Bill Daley and post-partisanship

Jonathan Chait has a piece at NYMag.com looking at how White House Chief of Staff is being forced into a diminished role following less than a year on the job. Chait theorizes that this is because Daley pushed a governing framework that is unpopular.

the interesting legacy of Daley’s tenure is not his mechanical performance. It’s that he conducted an experiment based on the Washington elite view of the Obama presidency. That view, shared by business leaders, centrist pundits, and other elites, holds that Obama’s main problem has been excessive partisanship, liberalism in general, and hostility to business in particular. In December, 2009, Bill Daley wrote a Washington Post op-ed endorsing precisely this analysis. After the midterm elections, Obama – pelted by Daley-esque complaints – appointed Daley chief of staff. “His moderate views and Wall Street credentials make him an unexpected choice for a president who has railed against corporate irresponsibility,” reported the Post. Republicans like Mitch McConnell, Karl Rove, and FedEx CEO Fred Smithraved.

Daley, pursuing his theory, heavily courted business leaders. He made long-term deficit reduction a top priority, and spent hours with Republican leaders, meeting them three-quarters of the way in hopes of securing a deal that would demonstrate his centrism and bipartisanship. The effort failed completely.

The effort failed because Daley’s analysis — which is also the analysis of David Brooks and Michael Bloomberg — was fatally incorrect. Americans were not itching for Obama to make peace with corporate America. Americans are in an angry, populist mood — distrustful of government, but even more distrustful of business.

Chait goes on to provide numerical evidence that Americans are not looking for pro-business governance right now, nor are they looking for cooperation with the GOP. As a result, Chait says, Daley is being pushed out, his ideas disproved by the results.

This all may be true. Daley’s arrival in the White House certainly increased the Obama administration’s ties to Wall Street and major corporations. He also seems to have presided over a period of concerted attempts to work hand in hand with the Republican Congress. But it’s not as if the White House wasn’t already heavily partnered with big business and Wall Street. It’s not as if the Obama administration hadn’t already spent the better part of two years trying to pass bipartisan legislation, despite having congressional majorities that did not require this.

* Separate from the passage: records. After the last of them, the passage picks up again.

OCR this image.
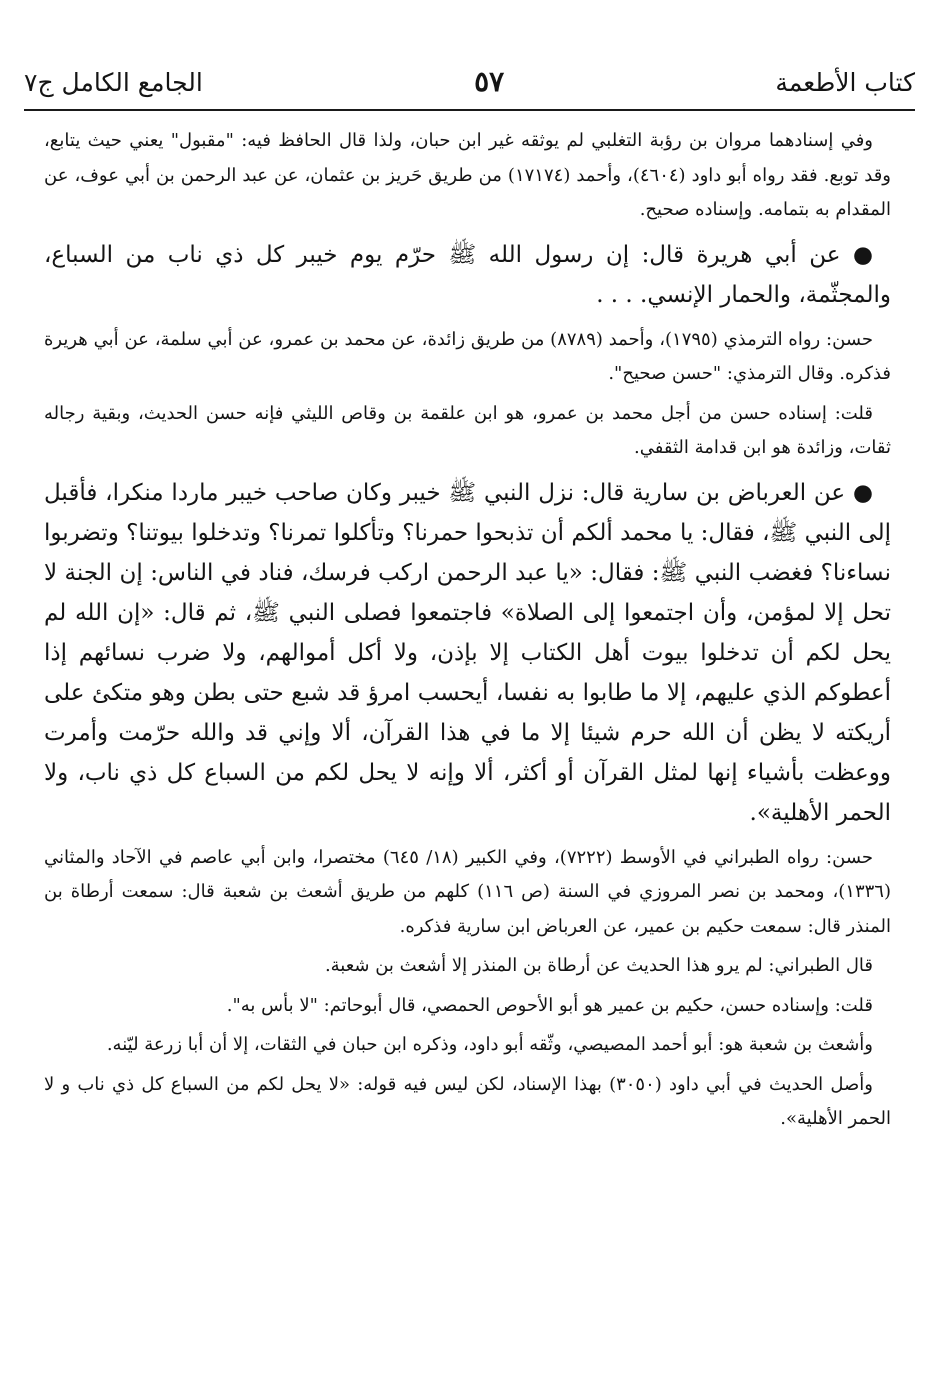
كتاب الأطعمة
٥٧
الجامع الكامل ج٧

وفي إسنادهما مروان بن رؤبة التغلبي لم يوثقه غير ابن حبان، ولذا قال الحافظ فيه: "مقبول" يعني حيث يتابع، وقد توبع. فقد رواه أبو داود (٤٦٠٤)، وأحمد (١٧١٧٤) من طريق حَريز بن عثمان، عن عبد الرحمن بن أبي عوف، عن المقدام به بتمامه. وإسناده صحيح.

● عن أبي هريرة قال: إن رسول الله ﷺ حرّم يوم خيبر كل ذي ناب من السباع، والمجثّمة، والحمار الإنسي. . . .

حسن: رواه الترمذي (١٧٩٥)، وأحمد (٨٧٨٩) من طريق زائدة، عن محمد بن عمرو، عن أبي سلمة، عن أبي هريرة فذكره. وقال الترمذي: "حسن صحيح".

قلت: إسناده حسن من أجل محمد بن عمرو، هو ابن علقمة بن وقاص الليثي فإنه حسن الحديث، وبقية رجاله ثقات، وزائدة هو ابن قدامة الثقفي.

● عن العرباض بن سارية قال: نزل النبي ﷺ خيبر وكان صاحب خيبر ماردا منكرا، فأقبل إلى النبي ﷺ، فقال: يا محمد ألكم أن تذبحوا حمرنا؟ وتأكلوا تمرنا؟ وتدخلوا بيوتنا؟ وتضربوا نساءنا؟ فغضب النبي ﷺ: فقال: «يا عبد الرحمن اركب فرسك، فناد في الناس: إن الجنة لا تحل إلا لمؤمن، وأن اجتمعوا إلى الصلاة» فاجتمعوا فصلى النبي ﷺ، ثم قال: «إن الله لم يحل لكم أن تدخلوا بيوت أهل الكتاب إلا بإذن، ولا أكل أموالهم، ولا ضرب نسائهم إذا أعطوكم الذي عليهم، إلا ما طابوا به نفسا، أيحسب امرؤ قد شبع حتى بطن وهو متكئ على أريكته لا يظن أن الله حرم شيئا إلا ما في هذا القرآن، ألا وإني قد والله حرّمت وأمرت ووعظت بأشياء إنها لمثل القرآن أو أكثر، ألا وإنه لا يحل لكم من السباع كل ذي ناب، ولا الحمر الأهلية».

حسن: رواه الطبراني في الأوسط (٧٢٢٢)، وفي الكبير (١٨/ ٦٤٥) مختصرا، وابن أبي عاصم في الآحاد والمثاني (١٣٣٦)، ومحمد بن نصر المروزي في السنة (ص ١١٦) كلهم من طريق أشعث بن شعبة قال: سمعت أرطاة بن المنذر قال: سمعت حكيم بن عمير، عن العرباض ابن سارية فذكره.

قال الطبراني: لم يرو هذا الحديث عن أرطاة بن المنذر إلا أشعث بن شعبة.

قلت: وإسناده حسن، حكيم بن عمير هو أبو الأحوص الحمصي، قال أبوحاتم: "لا بأس به".

وأشعث بن شعبة هو: أبو أحمد المصيصي، وثّقه أبو داود، وذكره ابن حبان في الثقات، إلا أن أبا زرعة ليّنه.

وأصل الحديث في أبي داود (٣٠٥٠) بهذا الإسناد، لكن ليس فيه قوله: «لا يحل لكم من السباع كل ذي ناب و لا الحمر الأهلية».
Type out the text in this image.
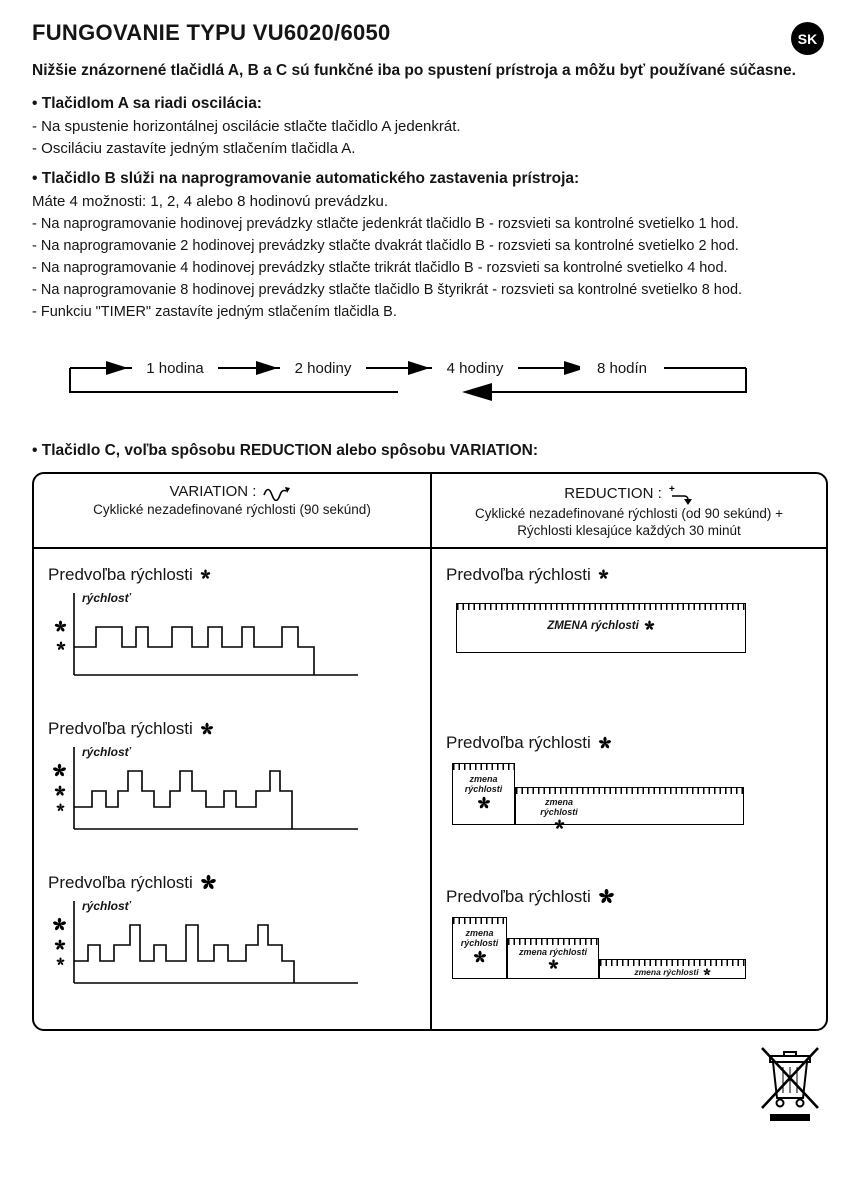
SK
FUNGOVANIE TYPU VU6020/6050

Nižšie znázornené tlačidlá A, B a C sú funkčné iba po spustení prístroja a môžu byť používané súčasne.

• Tlačidlom A sa riadi oscilácia:

- Na spustenie horizontálnej oscilácie stlačte tlačidlo A jedenkrát.

- Osciláciu zastavíte jedným stlačením tlačidla A.

• Tlačidlo B slúži na naprogramovanie automatického zastavenia prístroja:

Máte 4 možnosti: 1, 2, 4 alebo 8 hodinovú prevádzku.

- Na naprogramovanie hodinovej prevádzky stlačte jedenkrát tlačidlo B - rozsvieti sa kontrolné svetielko 1 hod.

- Na naprogramovanie 2 hodinovej prevádzky stlačte dvakrát tlačidlo B - rozsvieti sa kontrolné svetielko 2 hod.

- Na naprogramovanie 4 hodinovej prevádzky stlačte trikrát tlačidlo B - rozsvieti sa kontrolné svetielko 4 hod.

- Na naprogramovanie 8 hodinovej prevádzky stlačte tlačidlo B štyrikrát - rozsvieti sa kontrolné svetielko 8 hod.

- Funkciu "TIMER" zastavíte jedným stlačením tlačidla B.

1 hodina	2 hodiny	4 hodiny	8 hodín

• Tlačidlo C, voľba spôsobu REDUCTION alebo spôsobu VARIATION:

VARIATION :
Cyklické nezadefinované rýchlosti (90 sekúnd)
REDUCTION : +
Cyklické nezadefinované rýchlosti (od 90 sekúnd) +
Rýchlosti klesajúce každých 30 minút
Predvoľba rýchlosti
rýchlosť
Predvoľba rýchlosti
rýchlosť
Predvoľba rýchlosti
rýchlosť
Predvoľba rýchlosti
ZMENA rýchlosti
Predvoľba rýchlosti
zmena rýchlosti
zmena rýchlosti
Predvoľba rýchlosti
zmena rýchlosti
zmena rýchlosti
zmena rýchlosti
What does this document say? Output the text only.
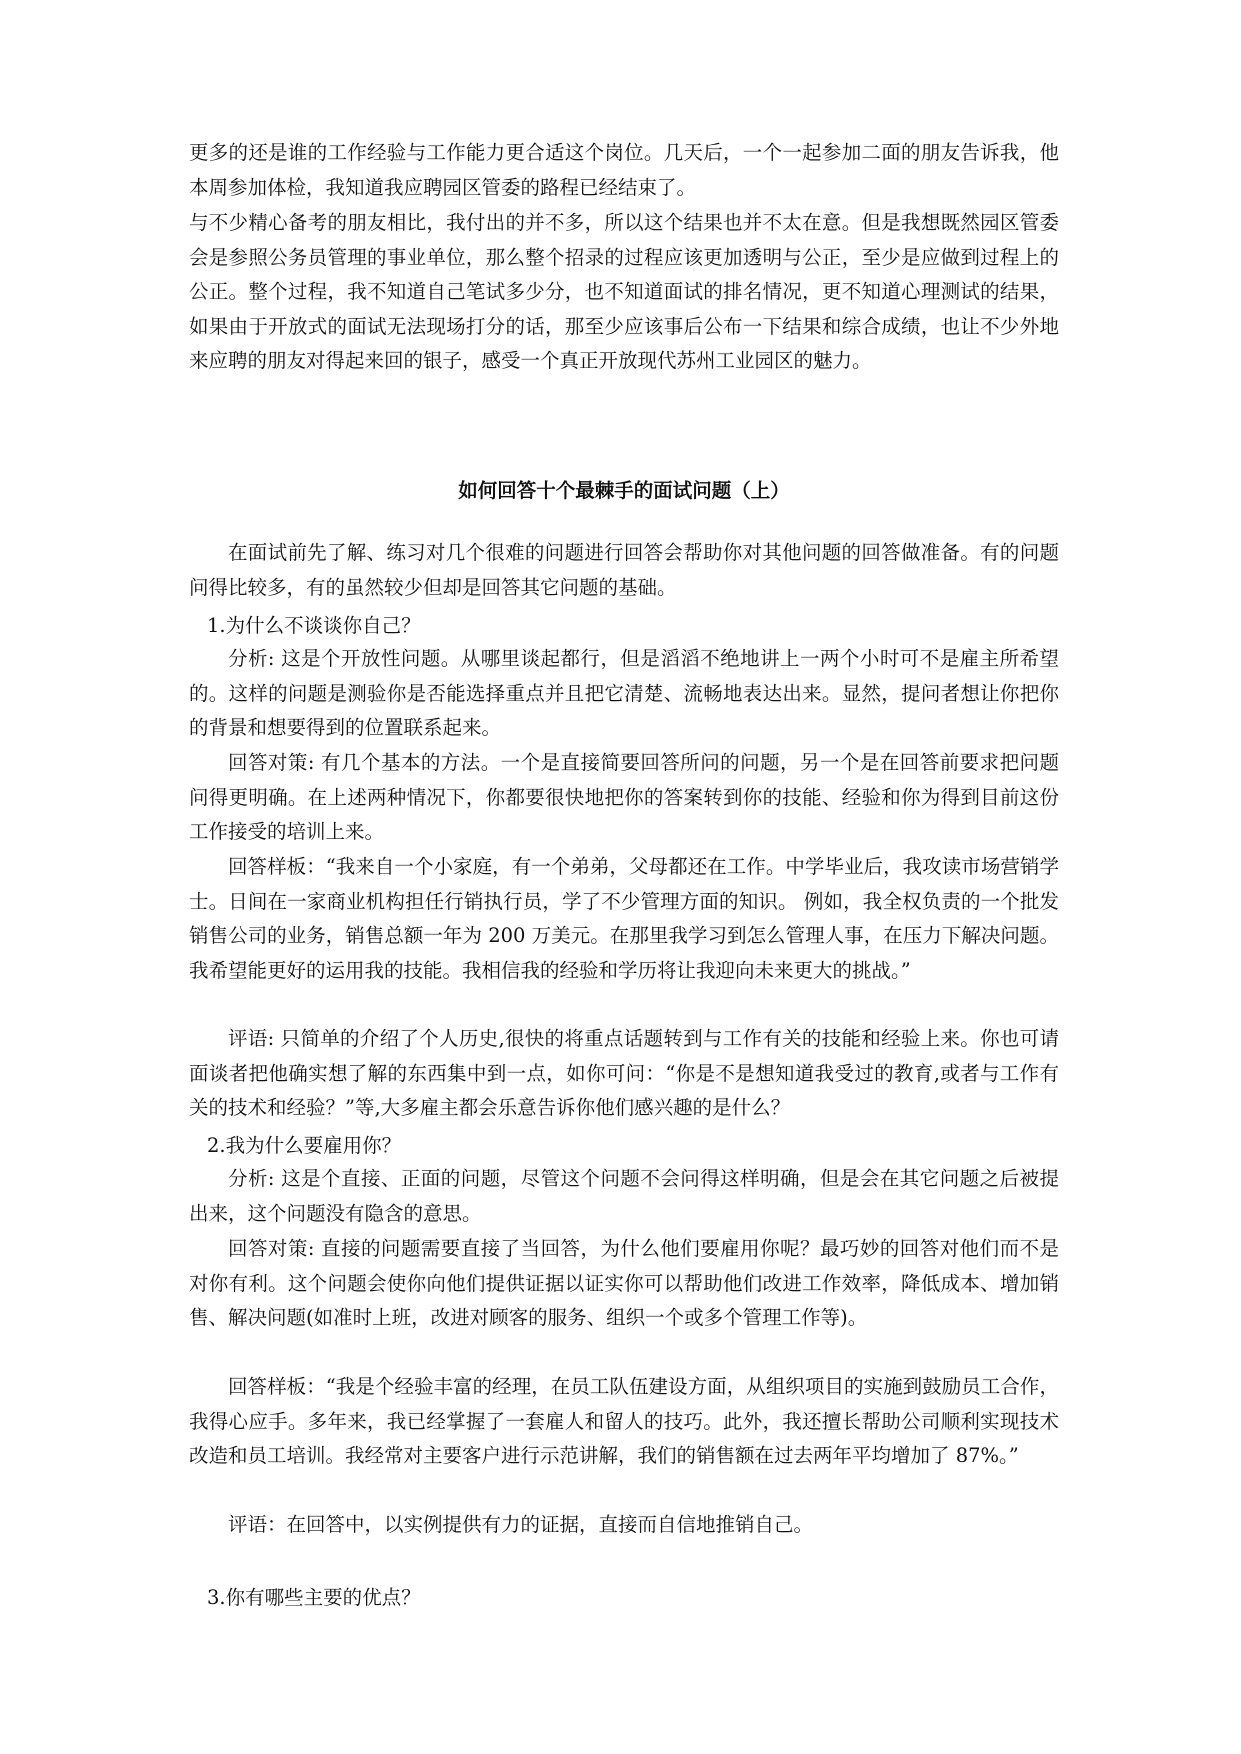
更多的还是谁的工作经验与工作能力更合适这个岗位。几天后，一个一起参加二面的朋友告诉我，他本周参加体检，我知道我应聘园区管委的路程已经结束了。

与不少精心备考的朋友相比，我付出的并不多，所以这个结果也并不太在意。但是我想既然园区管委会是参照公务员管理的事业单位，那么整个招录的过程应该更加透明与公正，至少是应做到过程上的公正。整个过程，我不知道自己笔试多少分，也不知道面试的排名情况，更不知道心理测试的结果，如果由于开放式的面试无法现场打分的话，那至少应该事后公布一下结果和综合成绩，也让不少外地来应聘的朋友对得起来回的银子，感受一个真正开放现代苏州工业园区的魅力。

如何回答十个最棘手的面试问题（上）

在面试前先了解、练习对几个很难的问题进行回答会帮助你对其他问题的回答做准备。有的问题问得比较多，有的虽然较少但却是回答其它问题的基础。

1.为什么不谈谈你自己？

分析: 这是个开放性问题。从哪里谈起都行，但是滔滔不绝地讲上一两个小时可不是雇主所希望的。这样的问题是测验你是否能选择重点并且把它清楚、流畅地表达出来。显然，提问者想让你把你的背景和想要得到的位置联系起来。

回答对策: 有几个基本的方法。一个是直接简要回答所问的问题，另一个是在回答前要求把问题问得更明确。在上述两种情况下，你都要很快地把你的答案转到你的技能、经验和你为得到目前这份工作接受的培训上来。

回答样板：“我来自一个小家庭，有一个弟弟，父母都还在工作。中学毕业后，我攻读市场营销学士。日间在一家商业机构担任行销执行员，学了不少管理方面的知识。 例如，我全权负责的一个批发销售公司的业务，销售总额一年为 200 万美元。在那里我学习到怎么管理人事，在压力下解决问题。我希望能更好的运用我的技能。我相信我的经验和学历将让我迎向未来更大的挑战。”

评语: 只简单的介绍了个人历史,很快的将重点话题转到与工作有关的技能和经验上来。你也可请面谈者把他确实想了解的东西集中到一点，如你可问：“你是不是想知道我受过的教育,或者与工作有关的技术和经验？”等,大多雇主都会乐意告诉你他们感兴趣的是什么？

2.我为什么要雇用你？

分析: 这是个直接、正面的问题，尽管这个问题不会问得这样明确，但是会在其它问题之后被提出来，这个问题没有隐含的意思。

回答对策: 直接的问题需要直接了当回答，为什么他们要雇用你呢？最巧妙的回答对他们而不是对你有利。这个问题会使你向他们提供证据以证实你可以帮助他们改进工作效率，降低成本、增加销售、解决问题(如准时上班，改进对顾客的服务、组织一个或多个管理工作等)。

回答样板：“我是个经验丰富的经理，在员工队伍建设方面，从组织项目的实施到鼓励员工合作，我得心应手。多年来，我已经掌握了一套雇人和留人的技巧。此外，我还擅长帮助公司顺利实现技术改造和员工培训。我经常对主要客户进行示范讲解，我们的销售额在过去两年平均增加了 87%。”

评语：在回答中，以实例提供有力的证据，直接而自信地推销自己。

3.你有哪些主要的优点？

Moreover, while a Chief of Staff has serious influence over the course an administration’s political and policy actions, those decisions only move forward if the President is on board for those decisions. Daley’s crime doesn’t seem to be wrong in the eyes of the President about reaching out and doing work alongside business and Republicans. It’s that he actually failed to do it well. Throw in the mix that Daley had genuinely bad relationships with Democrats on the Hill and a penchant to give up too much information to both reporters and Republicans, and it seems clear that he just wasn’t an effective operative.

If Chait is right, we’ll see the President and his re-election campaign push for aggressive, populist, anti-Wall Street messaging. But I think it’s more likely that we see from Obama what we saw in 2008 and what we’ve seen almost without interruption since he assumed office: a desire to be a post-partisan president, to cast a pox on both Republican and Democratic houses for failure to get things done, and a refusal to criticize the Masters of the Universe who wrecked our economy and are still stealing peoples’ homes. In such a scenario it will become clear that Daley’s role wasn’t diminished because his worldview was proven incorrect and therefore ineffective; it will instead be clear that Daley lost stature because he didn’t get things done, period.

Chait is right that “Americans are in an angry, populist mood — distrustful of government, but even more distrustful of business.” But I don’t think that fact is going to dissuade President Obama and his staff that being soft on business, covering up Wall Street crime, and consistently producing Republican solutions to the problems we face is an incorrect course for the administration to be on.